The far-right Alternative for Germany, the party that Elon Musk last month declared to be the only one that can “save” the country, is currently second in national polls. It last year became the first far-right party to win a statewide ballot, in Thuringia, since the Nazi era.
The political star of the Alternative for Germany is therefore rising, even though it will probably not be part of the next German government. This is because other key parties have said, at least to date, that they will not be part of any coalition with it.
The party’s growing success underlines the fracturing of the nation’s polity. This has seen the breakdown of the traditional duopoly of power of Scholz’s left-of-center Social Democrats and the right-of-center Christian Democratic Union/Christian Social Union, formerly led by Angela Merkel, which have been the twin pillars of German politics since 1945.
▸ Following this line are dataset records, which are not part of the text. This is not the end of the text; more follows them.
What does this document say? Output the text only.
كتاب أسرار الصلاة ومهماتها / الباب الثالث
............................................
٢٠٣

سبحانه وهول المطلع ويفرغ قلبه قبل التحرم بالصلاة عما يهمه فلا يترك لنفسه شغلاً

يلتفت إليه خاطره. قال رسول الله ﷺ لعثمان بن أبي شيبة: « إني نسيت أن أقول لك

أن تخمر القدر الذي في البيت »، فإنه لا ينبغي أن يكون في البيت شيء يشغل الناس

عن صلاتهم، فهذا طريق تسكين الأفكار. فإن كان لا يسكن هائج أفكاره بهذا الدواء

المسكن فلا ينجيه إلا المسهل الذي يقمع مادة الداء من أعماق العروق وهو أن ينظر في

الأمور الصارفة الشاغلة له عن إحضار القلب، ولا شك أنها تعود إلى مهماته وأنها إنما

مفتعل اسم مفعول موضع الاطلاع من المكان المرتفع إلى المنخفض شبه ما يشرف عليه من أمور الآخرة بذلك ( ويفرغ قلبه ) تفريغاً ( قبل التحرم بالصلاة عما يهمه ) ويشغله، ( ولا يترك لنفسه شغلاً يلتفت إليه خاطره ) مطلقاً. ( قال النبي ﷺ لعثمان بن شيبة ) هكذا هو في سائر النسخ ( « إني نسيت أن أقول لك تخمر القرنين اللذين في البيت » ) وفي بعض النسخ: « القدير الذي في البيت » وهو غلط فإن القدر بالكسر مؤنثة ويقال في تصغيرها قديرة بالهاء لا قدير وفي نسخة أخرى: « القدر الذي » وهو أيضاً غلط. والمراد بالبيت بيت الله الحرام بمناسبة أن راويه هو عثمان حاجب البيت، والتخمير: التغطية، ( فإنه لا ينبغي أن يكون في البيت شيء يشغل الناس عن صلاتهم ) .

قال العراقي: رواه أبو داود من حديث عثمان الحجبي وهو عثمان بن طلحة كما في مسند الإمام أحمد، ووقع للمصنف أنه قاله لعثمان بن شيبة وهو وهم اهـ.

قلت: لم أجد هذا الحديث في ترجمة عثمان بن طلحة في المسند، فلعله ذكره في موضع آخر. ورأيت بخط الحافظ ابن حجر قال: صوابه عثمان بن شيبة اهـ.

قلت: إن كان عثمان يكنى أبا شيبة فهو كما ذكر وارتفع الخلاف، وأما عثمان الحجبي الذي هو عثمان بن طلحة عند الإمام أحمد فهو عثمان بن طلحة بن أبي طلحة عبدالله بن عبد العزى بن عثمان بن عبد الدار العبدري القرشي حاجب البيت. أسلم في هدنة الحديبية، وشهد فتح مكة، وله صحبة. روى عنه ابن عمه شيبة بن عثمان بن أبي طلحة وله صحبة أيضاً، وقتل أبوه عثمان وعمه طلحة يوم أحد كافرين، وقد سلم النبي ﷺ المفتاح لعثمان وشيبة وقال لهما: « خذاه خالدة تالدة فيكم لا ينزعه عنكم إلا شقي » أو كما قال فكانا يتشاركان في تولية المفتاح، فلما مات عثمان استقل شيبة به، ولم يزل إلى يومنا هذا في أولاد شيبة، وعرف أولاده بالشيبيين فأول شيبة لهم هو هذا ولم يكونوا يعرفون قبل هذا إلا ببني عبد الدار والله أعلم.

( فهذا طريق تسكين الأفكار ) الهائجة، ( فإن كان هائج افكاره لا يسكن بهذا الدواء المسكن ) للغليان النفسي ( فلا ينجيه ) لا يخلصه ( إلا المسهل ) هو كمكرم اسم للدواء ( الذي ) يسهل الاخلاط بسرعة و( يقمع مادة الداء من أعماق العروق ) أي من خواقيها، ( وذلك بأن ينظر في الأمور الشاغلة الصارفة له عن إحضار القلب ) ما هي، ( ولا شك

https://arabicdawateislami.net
While there is a clear desire for change, the timing of February’s election may prove suboptimal for the German national interest. Although it looks likely that the CDU/CSU bloc, led by former corporate lawyer Friedrich Merz, will win the most votes, it will probably need one or two coalition partners. This may mean it could be months before any final coalition deal is agreed. In the process, the party’s reform program will be diluted.
Germany could therefore have a weak caretaker government led by Scholz for months after the election. During this time, it will face key international challenges, from the future of the Ukraine war to responding to potential economic tariffs from Donald Trump’s second US administration.
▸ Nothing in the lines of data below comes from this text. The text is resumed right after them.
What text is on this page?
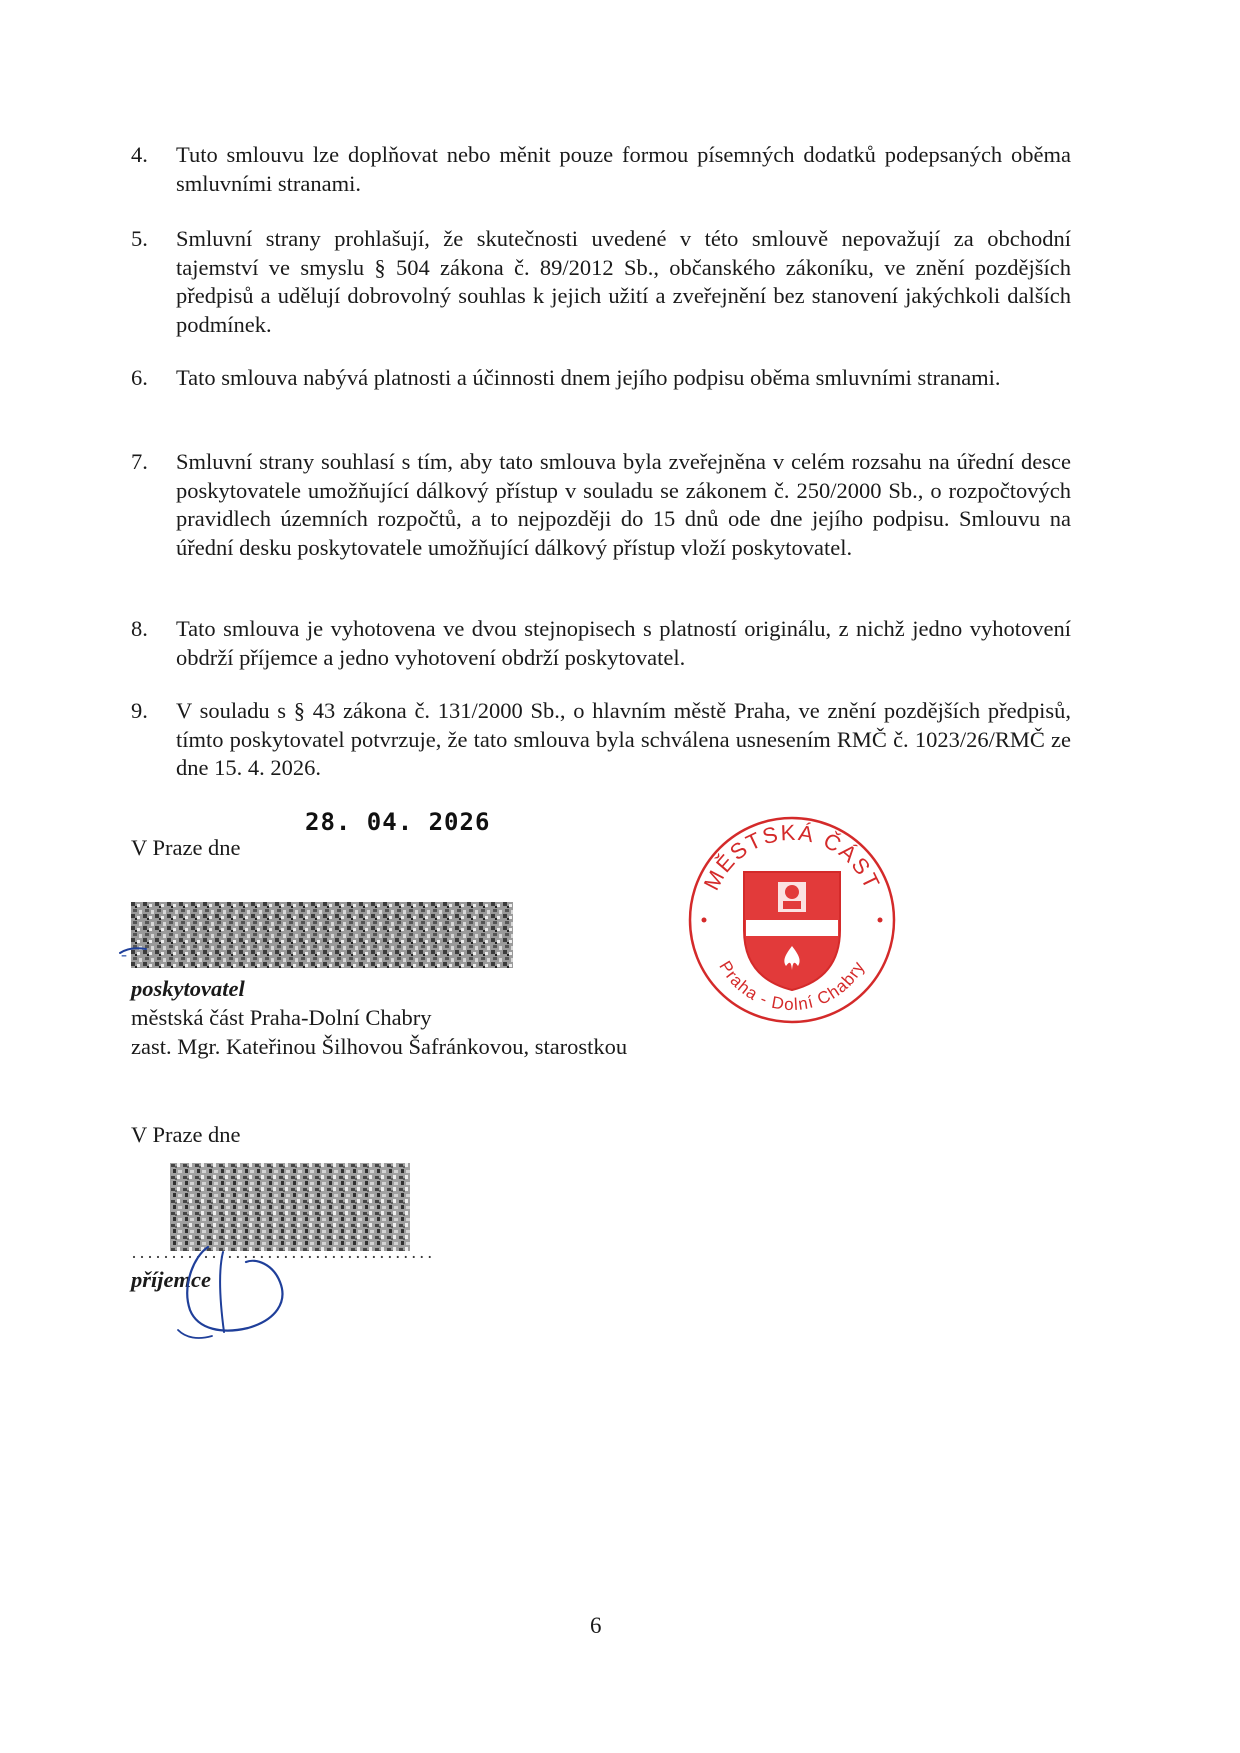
4.	Tuto smlouvu lze doplňovat nebo měnit pouze formou písemných dodatků podepsaných oběma smluvními stranami.
5.	Smluvní strany prohlašují, že skutečnosti uvedené v této smlouvě nepovažují za obchodní tajemství ve smyslu § 504 zákona č. 89/2012 Sb., občanského zákoníku, ve znění pozdějších předpisů a udělují dobrovolný souhlas k jejich užití a zveřejnění bez stanovení jakýchkoli dalších podmínek.
6.	Tato smlouva nabývá platnosti a účinnosti dnem jejího podpisu oběma smluvními stranami.
7.	Smluvní strany souhlasí s tím, aby tato smlouva byla zveřejněna v celém rozsahu na úřední desce poskytovatele umožňující dálkový přístup v souladu se zákonem č. 250/2000 Sb., o rozpočtových pravidlech územních rozpočtů, a to nejpozději do 15 dnů ode dne jejího podpisu. Smlouvu na úřední desku poskytovatele umožňující dálkový přístup vloží poskytovatel.
8.	Tato smlouva je vyhotovena ve dvou stejnopisech s platností originálu, z nichž jedno vyhotovení obdrží příjemce a jedno vyhotovení obdrží poskytovatel.
9.	V souladu s § 43 zákona č. 131/2000 Sb., o hlavním městě Praha, ve znění pozdějších předpisů, tímto poskytovatel potvrzuje, že tato smlouva byla schválena usnesením RMČ č. 1023/26/RMČ ze dne 15. 4. 2026.
V Praze dne
28. 04. 2026
-
poskytovatel
městská část Praha-Dolní Chabry
zast. Mgr. Kateřinou Šilhovou Šafránkovou, starostkou
MĚSTSKÁ ČÁST
Praha - Dolní Chabry
V Praze dne
······································
příjemce
6
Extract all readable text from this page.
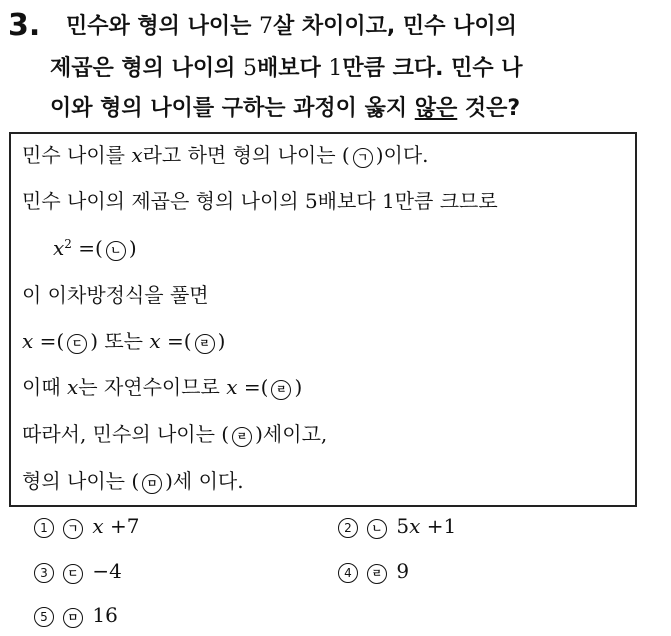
3. 민수와 형의 나이는 7살 차이이고, 민수 나이의
제곱은 형의 나이의 5배보다 1만큼 크다. 민수 나
이와 형의 나이를 구하는 과정이 옳지 않은 것은?
민수 나이를 x라고 하면 형의 나이는 ( ㄱ )이다.
민수 나이의 제곱은 형의 나이의 5배보다 1만큼 크므로
$x^2$ =( ㄴ )
이 이차방정식을 풀면
x =( ㄷ ) 또는 x =( ㄹ )
이때 x는 자연수이므로 x =( ㄹ )
따라서, 민수의 나이는 ( ㄹ )세이고,
형의 나이는 ( ㅁ )세 이다.
1 ㄱ x +7	2 ㄴ 5x +1
3 ㄷ −4	4 ㄹ 9
5 ㅁ 16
While there is a clear desire for change, the timing of February’s election may prove suboptimal for the German national interest
Andrew Hammond
In France, meanwhile, there is a growing possibility of new legislative elections in the summer. Last month, the fourth prime minister to take office in 2024, Francois Bayrou, officially announced a new government amid growing questions about whether President Emmanuel Macron will see out his final term of office to 2027.
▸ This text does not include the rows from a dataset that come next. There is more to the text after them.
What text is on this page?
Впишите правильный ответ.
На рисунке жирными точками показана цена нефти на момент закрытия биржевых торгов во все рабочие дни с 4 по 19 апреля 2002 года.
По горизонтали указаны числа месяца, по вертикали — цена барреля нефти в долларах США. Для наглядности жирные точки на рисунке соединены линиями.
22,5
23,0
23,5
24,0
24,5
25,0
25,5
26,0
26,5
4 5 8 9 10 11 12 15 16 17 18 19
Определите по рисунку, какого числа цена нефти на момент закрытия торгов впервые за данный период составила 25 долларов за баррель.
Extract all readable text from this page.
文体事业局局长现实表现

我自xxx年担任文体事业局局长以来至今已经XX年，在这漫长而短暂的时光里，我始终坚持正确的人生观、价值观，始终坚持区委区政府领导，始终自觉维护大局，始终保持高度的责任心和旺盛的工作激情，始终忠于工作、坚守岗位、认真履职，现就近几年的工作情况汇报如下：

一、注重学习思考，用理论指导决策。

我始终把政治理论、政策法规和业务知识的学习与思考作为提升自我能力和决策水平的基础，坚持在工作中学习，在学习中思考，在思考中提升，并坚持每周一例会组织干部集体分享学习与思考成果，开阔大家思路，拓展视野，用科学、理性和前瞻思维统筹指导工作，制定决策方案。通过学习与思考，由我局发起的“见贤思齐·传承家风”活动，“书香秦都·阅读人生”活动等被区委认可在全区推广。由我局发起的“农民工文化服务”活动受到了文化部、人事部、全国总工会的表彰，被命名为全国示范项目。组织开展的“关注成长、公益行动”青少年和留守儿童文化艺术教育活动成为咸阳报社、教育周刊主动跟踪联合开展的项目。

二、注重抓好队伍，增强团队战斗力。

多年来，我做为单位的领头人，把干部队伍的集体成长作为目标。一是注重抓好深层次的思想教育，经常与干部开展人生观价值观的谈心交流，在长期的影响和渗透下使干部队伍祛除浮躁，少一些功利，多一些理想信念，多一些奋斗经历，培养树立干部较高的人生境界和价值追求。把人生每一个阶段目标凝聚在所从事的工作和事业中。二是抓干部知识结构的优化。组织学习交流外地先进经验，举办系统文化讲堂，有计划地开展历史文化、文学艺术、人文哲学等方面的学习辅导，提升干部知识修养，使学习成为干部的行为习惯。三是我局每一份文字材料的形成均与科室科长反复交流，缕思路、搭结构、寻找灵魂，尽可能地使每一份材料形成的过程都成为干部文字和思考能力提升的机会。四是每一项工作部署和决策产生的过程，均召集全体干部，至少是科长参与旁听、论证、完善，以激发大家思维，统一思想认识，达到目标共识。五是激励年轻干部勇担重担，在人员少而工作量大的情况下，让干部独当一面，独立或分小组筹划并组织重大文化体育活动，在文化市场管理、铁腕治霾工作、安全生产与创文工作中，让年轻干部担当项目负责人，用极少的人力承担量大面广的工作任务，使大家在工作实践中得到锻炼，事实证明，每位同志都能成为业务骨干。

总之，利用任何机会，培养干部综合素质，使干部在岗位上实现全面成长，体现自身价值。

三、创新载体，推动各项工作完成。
The primary cause of France’s 2024 turmoil stemmed from Macron’s huge, failed gamble in June, when he dissolved parliament much earlier than needed. He calculated that voters would back his centrist coalition.
However, last summer’s vote saw the lower chamber fragment three ways, between the leftist New Popular Front coalition, centrists and the populist right of National Rally. There is still no clear-cut pathway out of this polarized legislature, so it is possible that Bayrou’s prime ministership may not last beyond June, which is the earliest time that Macron can call a fresh ballot.
Canada is also experiencing political change in 2025, after almost a decade of the Liberal Party rule of Justin Trudeau, who resigned as prime minister on Monday. Trudeau, a long-standing centrist ally of Macron, has become very unpopular.
With national elections required before November, several polls have put the Liberals more than 20 percentage points behind the Conservatives. So, Trudeau’s replacement as Liberal leader and prime minister will have their work cut out to stop Conservative Pierre Poilievre taking the top job later this year.
Amid the political and economic uncertainty 2025 will bring, the outcome of these high-profile G7 ballots is still not clear, despite the anti-incumbency trend. However, whatever their exact outcome, what is certain is that they will not just shape domestic politics and international relations, but also the wider global landscape in the decade ahead.
- Andrew Hammond is an Associate at LSE IDEAS at the London School of Economics.